Pesona wajah yang belum pernah ku lihat dihari-hari sebelumnya. Ku dapatkan kejujuran di matanya yang memelas.
"Tegasin ke aku, kalau ini bukan tulisanmu. Kamu gila !" suaraku meninggi satu oktaf.
"Iya, Harry! Aku sudah gila. Kamu yang membuat aku gila," suaranya sedikit bergetar.
Seketika itu juga dia memeluk tubuhku erat-erat.
Dari arah pintu ku lihat Ginny menyaksikan Viktor memelukku.
Semua mata menatap sikap aneh Viktor padaku.
Ternyata benar kata Ginny, Viktor menyukaiku.

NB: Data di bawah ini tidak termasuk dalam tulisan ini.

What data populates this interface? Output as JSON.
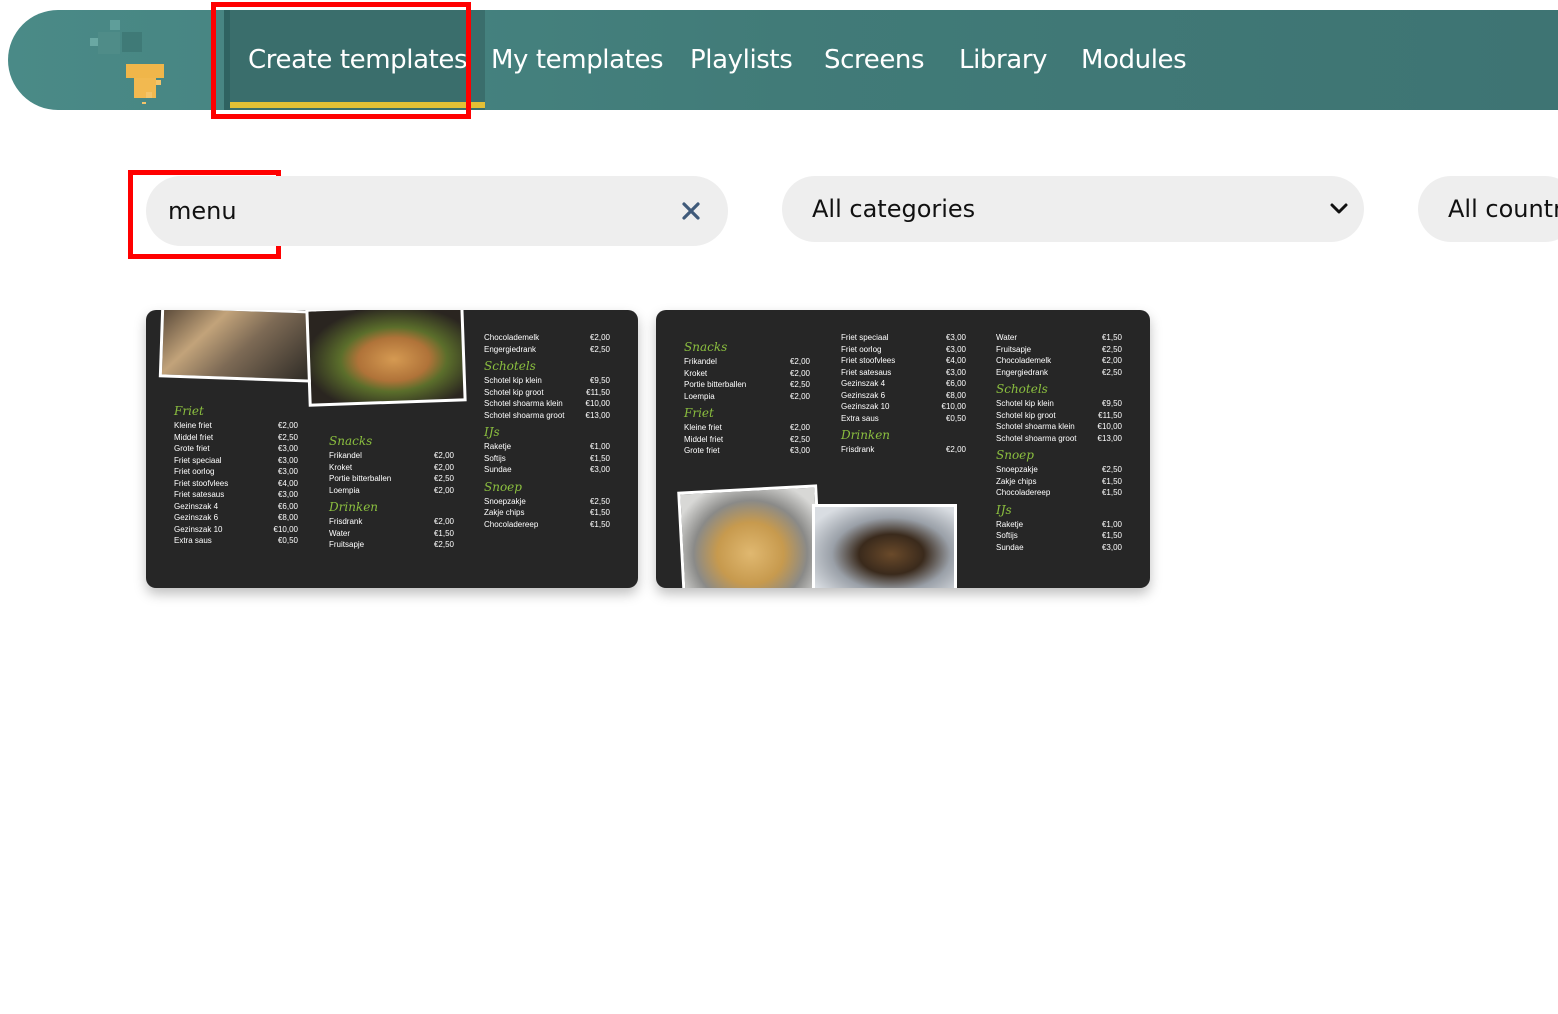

Nggak nyangka cowok cool, populer, ganteng dan disukai banyak cewek seperti Viktor ternyata tak sesuai dengan semua yang ia miliki !.
Dunia nggak ada yang sempurna itu benar adanya.
Aku harap ini hanya mimpi burukku tadi malam yang belum berakhir.
Aku hanya bisa terpaku dengan mimik wajah seperti orang bodoh menyadari kenyataan.